Reducing compaction effort and incorporating air permeability in Proctor testing for design of urban green spaces on cohesive soils

Authors: IBRAHIM, A - El-Fayoum University; PERSAUD, N - Virginia Polytechnic Institution & State University; Zobel, Richard; HASS, A - West Virginia State University

Submitted to: Journal of Soil Science and Environmental Management
Publication Type: Peer Reviewed Journal
Publication Acceptance Date: 1/2/2010
Publication Date: 2/1/2010
Citation: Ibrahim, A.M., Persaud, N., Zobel, R.W., Hass, A. 2010. Reducing compaction effort and incorporating air permeability in Proctor testing for design of urban green spaces on cohesive soils. Journal of Soil Science and Environmental Management. 1(1):021-029.
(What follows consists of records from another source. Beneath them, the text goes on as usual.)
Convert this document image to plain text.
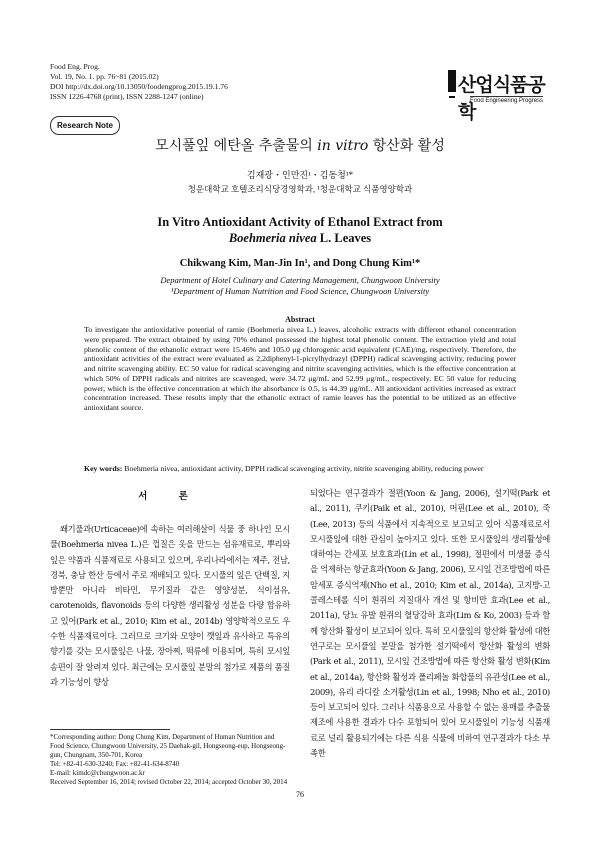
Food Eng. Prog.
Vol. 19, No. 1. pp. 76~81 (2015.02)
DOI http://dx.doi.org/10.13050/foodengprog.2015.19.1.76
ISSN 1226-4768 (print), ISSN 2288-1247 (online)
산업식품공학
Food Engineering Progress
Research Note
모시풀잎 에탄올 추출물의 in vitro 항산화 활성
김재광・인만진¹・김동청¹*
청운대학교 호텔조리식당경영학과, ¹청운대학교 식품영양학과
In Vitro Antioxidant Activity of Ethanol Extract from
Boehmeria nivea L. Leaves
Chikwang Kim, Man-Jin In¹, and Dong Chung Kim¹*
Department of Hotel Culinary and Catering Management, Chungwoon University
¹Department of Human Nutrition and Food Science, Chungwoon University
Abstract
To investigate the antioxidative potential of ramie (Boehmeria nivea L.) leaves, alcoholic extracts with different ethanol concentration were prepared. The extract obtained by using 70% ethanol possessed the highest total phenolic content. The extraction yield and total phenolic content of the ethanolic extract were 15.46% and 105.0 μg chlorogenic acid equivalent (CAE)/mg, respectively. Therefore, the antioxidant activities of the extract were evaluated as 2,2diphenyl-1-picrylhydrazyl (DPPH) radical scavenging activity, reducing power and nitrite scavenging ability. EC 50 value for radical scavenging and nitrite scavenging activities, which is the effective concentration at which 50% of DPPH radicals and nitrites are scavenged, were 34.72 μg/mL and 52.99 μg/mL, respectively. EC 50 value for reducing power, which is the effective concentration at which the absorbance is 0.5, is 44.39 μg/mL. All antioxidant activities increased as extract concentration increased. These results imply that the ethanolic extract of ramie leaves has the potential to be utilized as an effective antioxidant source.
Key words: Boehmeria nivea, antioxidant activity, DPPH radical scavenging activity, nitrite scavenging ability, reducing power
서 론

쐐기풀과(Urticaceae)에 속하는 여러해살이 식물 중 하나인 모시풀(Boehmeria nivea L.)은 껍질은 옷을 만드는 섬유재료로, 뿌리와 잎은 약품과 식품재료로 사용되고 있으며, 우리나라에서는 제주, 전남, 경북, 충남 한산 등에서 주로 재배되고 있다. 모시풀의 잎은 단백질, 지방뿐만 아니라 비타민, 무기질과 같은 영양성분, 식이섬유, carotenoids, flavonoids 등의 다양한 생리활성 성분을 다량 함유하고 있어(Park et al., 2010; Kim et al., 2014b) 영양학적으로도 우수한 식품재료이다. 그러므로 크기와 모양이 깻잎과 유사하고 특유의 향기를 갖는 모시풀잎은 나물, 장아찌, 떡류에 이용되며, 특히 모시잎 송편이 잘 알려져 있다. 최근에는 모시풀잎 분말의 첨가로 제품의 품질과 기능성이 향상

되었다는 연구결과가 절편(Yoon & Jang, 2006), 설기떡(Park et al., 2011), 쿠키(Paik et al., 2010), 머핀(Lee et al., 2010), 죽(Lee, 2013) 등의 식품에서 지속적으로 보고되고 있어 식품재료로서 모시풀잎에 대한 관심이 높아지고 있다. 또한 모시풀잎의 생리활성에 대하여는 간세포 보호효과(Lin et al., 1998), 절편에서 미생물 증식을 억제하는 항균효과(Yoon & Jang, 2006), 모시잎 건조방법에 따른 암세포 증식억제(Nho et al., 2010; Kim et al., 2014a), 고지방-고콜레스테롤 식이 흰쥐의 지질대사 개선 및 항비만 효과(Lee et al., 2011a), 당뇨 유발 흰쥐의 혈당강하 효과(Lim & Ko, 2003) 등과 함께 항산화 활성이 보고되어 있다. 특히 모시풀잎의 항산화 활성에 대한 연구로는 모시풀잎 분말을 첨가한 설기떡에서 항산화 활성의 변화(Park et al., 2011), 모시잎 건조방법에 따른 항산화 활성 변화(Kim et al., 2014a), 항산화 활성과 폴리페놀 화합물의 유관성(Lee et al., 2009), 유리 라디칼 소거활성(Lin et al., 1998; Nho et al., 2010) 등이 보고되어 있다. 그러나 식품용으로 사용할 수 없는 용매를 추출물 제조에 사용한 결과가 다수 포함되어 있어 모시풀잎이 기능성 식품재료로 널리 활용되기에는 다른 식용 식물에 비하여 연구결과가 다소 부족한

*Corresponding author: Dong Chung Kim, Department of Human Nutrition and Food Science, Chungwoon University, 25 Daehak-gil, Hongseong-eup, Hongseong-gun, Chungnam, 350-701, Korea
Tel: +82-41-630-3240; Fax: +82-41-634-8740
E-mail: kimdc@chungwoon.ac.kr
Received September 16, 2014; revised October 22, 2014; accepted October 30, 2014
76
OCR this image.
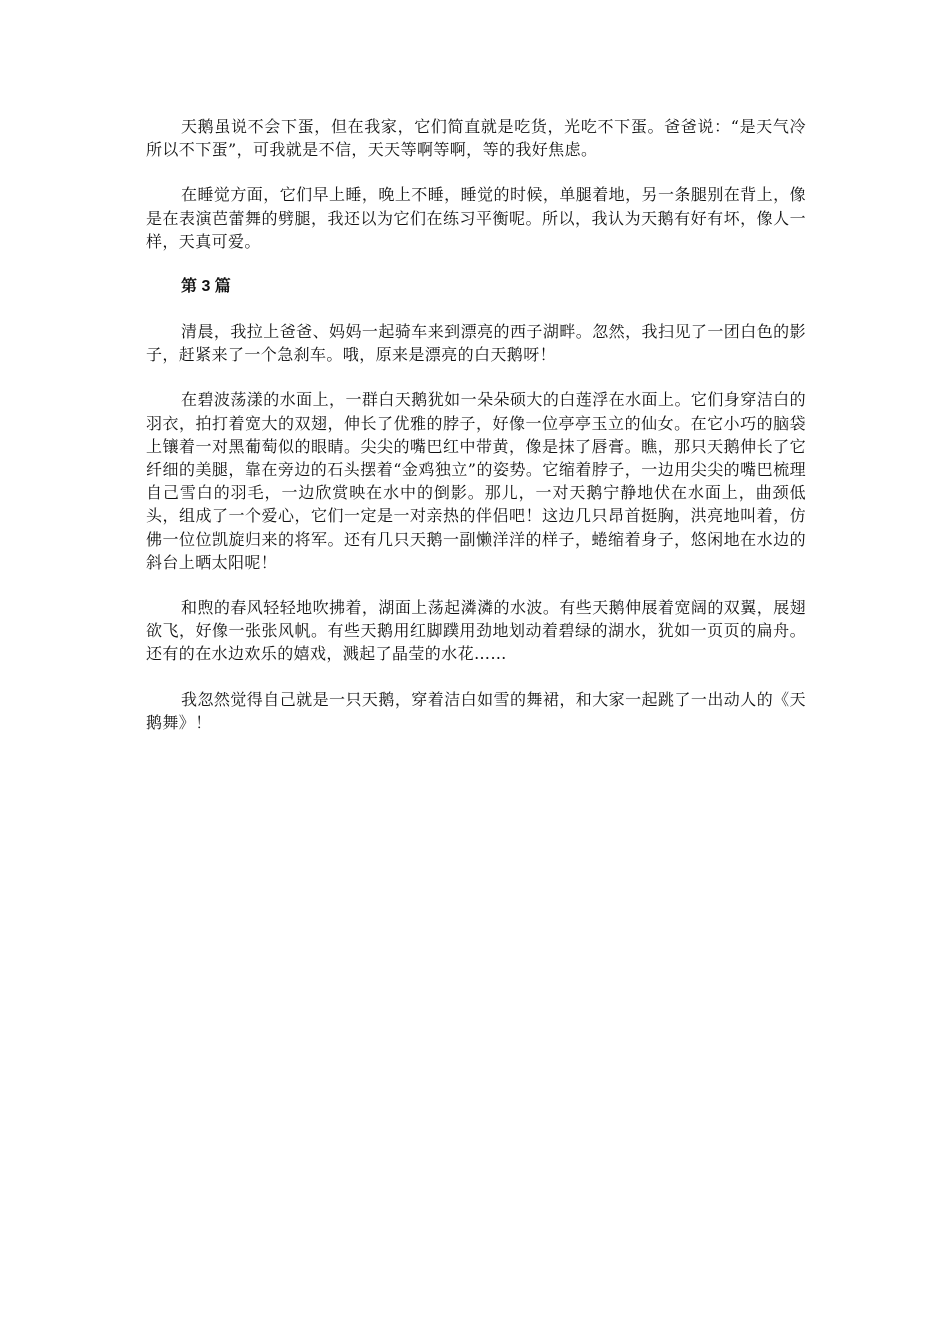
天鹅虽说不会下蛋，但在我家，它们简直就是吃货，光吃不下蛋。爸爸说：“是天气冷所以不下蛋”，可我就是不信，天天等啊等啊，等的我好焦虑。

在睡觉方面，它们早上睡，晚上不睡，睡觉的时候，单腿着地，另一条腿别在背上，像是在表演芭蕾舞的劈腿，我还以为它们在练习平衡呢。所以，我认为天鹅有好有坏，像人一样，天真可爱。

第 3 篇

清晨，我拉上爸爸、妈妈一起骑车来到漂亮的西子湖畔。忽然，我扫见了一团白色的影子，赶紧来了一个急刹车。哦，原来是漂亮的白天鹅呀！

在碧波荡漾的水面上，一群白天鹅犹如一朵朵硕大的白莲浮在水面上。它们身穿洁白的羽衣，拍打着宽大的双翅，伸长了优雅的脖子，好像一位亭亭玉立的仙女。在它小巧的脑袋上镶着一对黑葡萄似的眼睛。尖尖的嘴巴红中带黄，像是抹了唇膏。瞧，那只天鹅伸长了它纤细的美腿，靠在旁边的石头摆着“金鸡独立”的姿势。它缩着脖子，一边用尖尖的嘴巴梳理自己雪白的羽毛，一边欣赏映在水中的倒影。那儿，一对天鹅宁静地伏在水面上，曲颈低头，组成了一个爱心，它们一定是一对亲热的伴侣吧！这边几只昂首挺胸，洪亮地叫着，仿佛一位位凯旋归来的将军。还有几只天鹅一副懒洋洋的样子，蜷缩着身子，悠闲地在水边的斜台上晒太阳呢！

和煦的春风轻轻地吹拂着，湖面上荡起潾潾的水波。有些天鹅伸展着宽阔的双翼，展翅欲飞，好像一张张风帆。有些天鹅用红脚蹼用劲地划动着碧绿的湖水，犹如一页页的扁舟。还有的在水边欢乐的嬉戏，溅起了晶莹的水花……

我忽然觉得自己就是一只天鹅，穿着洁白如雪的舞裙，和大家一起跳了一出动人的《天鹅舞》！
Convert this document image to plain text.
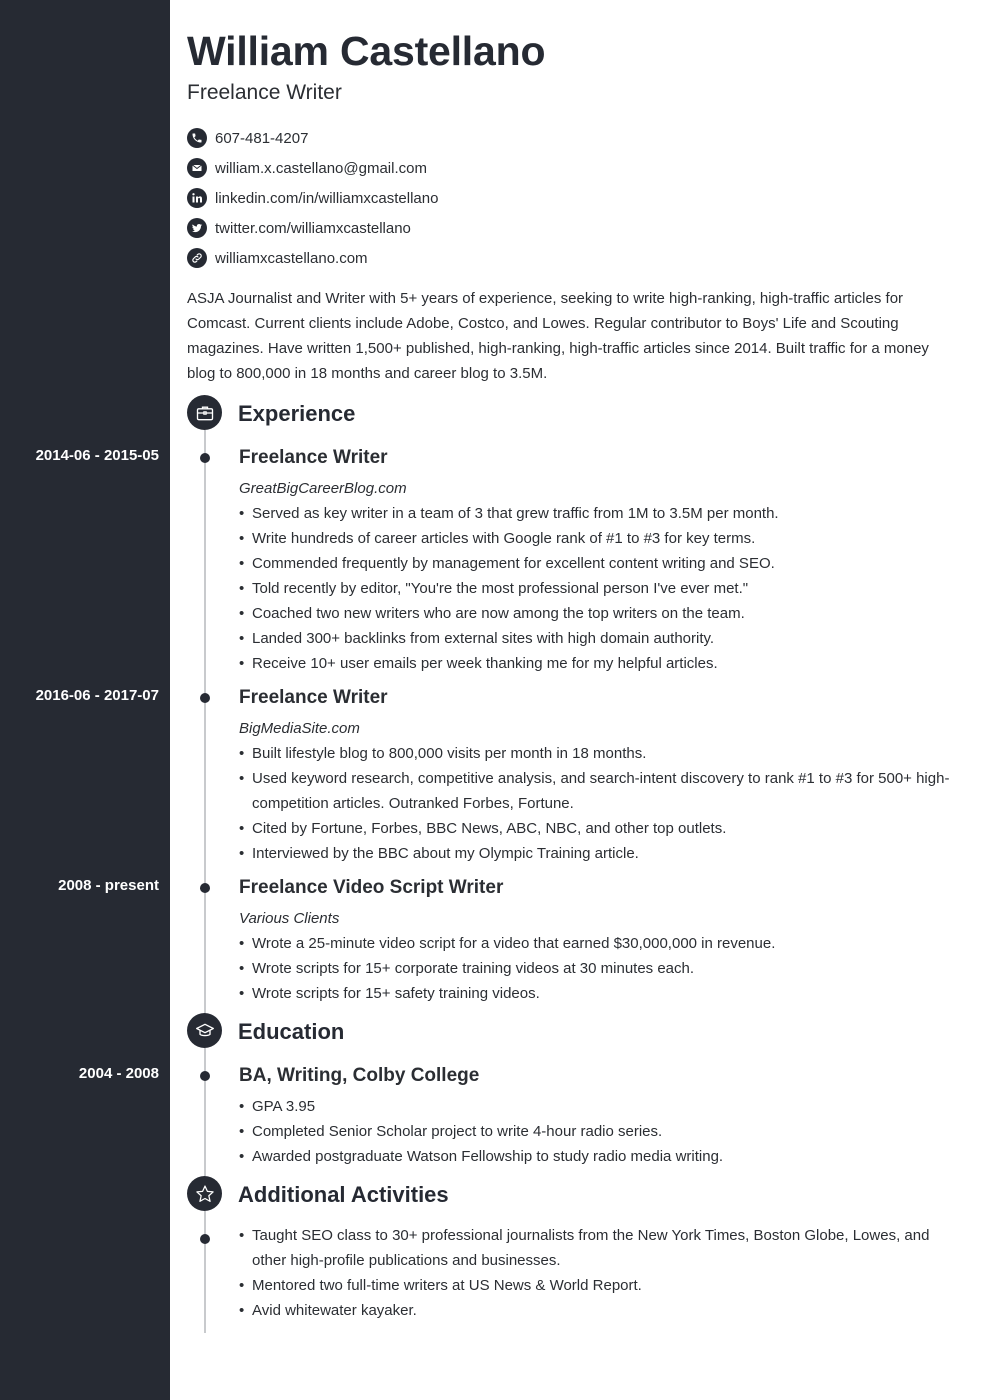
William Castellano
Freelance Writer
607-481-4207
william.x.castellano@gmail.com
linkedin.com/in/williamxcastellano
twitter.com/williamxcastellano
williamxcastellano.com

ASJA Journalist and Writer with 5+ years of experience, seeking to write high-ranking, high-traffic articles for Comcast. Current clients include Adobe, Costco, and Lowes. Regular contributor to Boys' Life and Scouting magazines. Have written 1,500+ published, high-ranking, high-traffic articles since 2014. Built traffic for a money blog to 800,000 in 18 months and career blog to 3.5M.

Experience
2014-06 - 2015-05	Freelance Writer
GreatBigCareerBlog.com
• Served as key writer in a team of 3 that grew traffic from 1M to 3.5M per month.
• Write hundreds of career articles with Google rank of #1 to #3 for key terms.
• Commended frequently by management for excellent content writing and SEO.
• Told recently by editor, "You're the most professional person I've ever met."
• Coached two new writers who are now among the top writers on the team.
• Landed 300+ backlinks from external sites with high domain authority.
• Receive 10+ user emails per week thanking me for my helpful articles.
2016-06 - 2017-07	Freelance Writer
BigMediaSite.com
• Built lifestyle blog to 800,000 visits per month in 18 months.
• Used keyword research, competitive analysis, and search-intent discovery to rank #1 to #3 for 500+ high-competition articles. Outranked Forbes, Fortune.
• Cited by Fortune, Forbes, BBC News, ABC, NBC, and other top outlets.
• Interviewed by the BBC about my Olympic Training article.
2008 - present	Freelance Video Script Writer
Various Clients
• Wrote a 25-minute video script for a video that earned $30,000,000 in revenue.
• Wrote scripts for 15+ corporate training videos at 30 minutes each.
• Wrote scripts for 15+ safety training videos.
Education
2004 - 2008	BA, Writing, Colby College
• GPA 3.95
• Completed Senior Scholar project to write 4-hour radio series.
• Awarded postgraduate Watson Fellowship to study radio media writing.
Additional Activities
• Taught SEO class to 30+ professional journalists from the New York Times, Boston Globe, Lowes, and other high-profile publications and businesses.
• Mentored two full-time writers at US News & World Report.
• Avid whitewater kayaker.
Interpretive Summary: Urban greenspaces (e.g. football and soccer fields) can become seriously compacted during construction or use, resulting in increased likelihood of injury to users. Serious compaction requires expensive remediation and/or management efforts to alleviate the danger to users, but is often difficult to quantify. This report discusses the first tests of a simplified method to determine the extent to which soils have been compacted. If this procedure is proven through additional testing in the laboratory and in the field, it will speedup and increase the accuracy of the assessment process. Greater accuracy will reduce necessary management and remediation costs.

Technical Abstract: It is well established that compaction negatively affects agronomic productivity, that air permeability is a sensitive measure of the degree of soil compaction and therefore a good indicator of soil productivity impairment from compaction. Cohesive soils in urban settings are often heavily compacted by the common engineering practice to compact sub-grades of urban construction sites to 95% or more of the optimum density obtained in standardized Proctor tests. The objective of this study was to determine to what extent reducing compaction effort would increase the air permeability of Proctor test specimens. Quantifying this relationship it would permit more appropriate Proctor test specifications for the design of urban green spaces on cohesive soils. We designed a portable transient flow apparatus for rapidly measuring air permeability, and used it to measure air permeability on Proctor test specimens of three cohesive sub-grade soil materials covering a range of USDA textures (loam, silt loam, and silty clay) and Proctor compaction characteristics. We compacted test specimens at their Proctor optimum water content using efforts ranging from 100 % to 25% (the lowest practicable value) of that used in the standardized Proctor test. Results confirmed that compaction severely reduces air permeability of the test specimens, and indicated that the common practice of compaction to 95 % or more of the optimum Proctor density is probably not appropriate for construction of urban green spaces. Reducing compaction effort from 100 % to 25 % of the standardized Proctor test value increased air permeability 30, 89, and 42 times respectively for the loam, silt loam, and silty clay test specimens. More extensive studies are needed to correlate measured air permeability of Proctor test specimens to agronomic productivity of urban green spaces.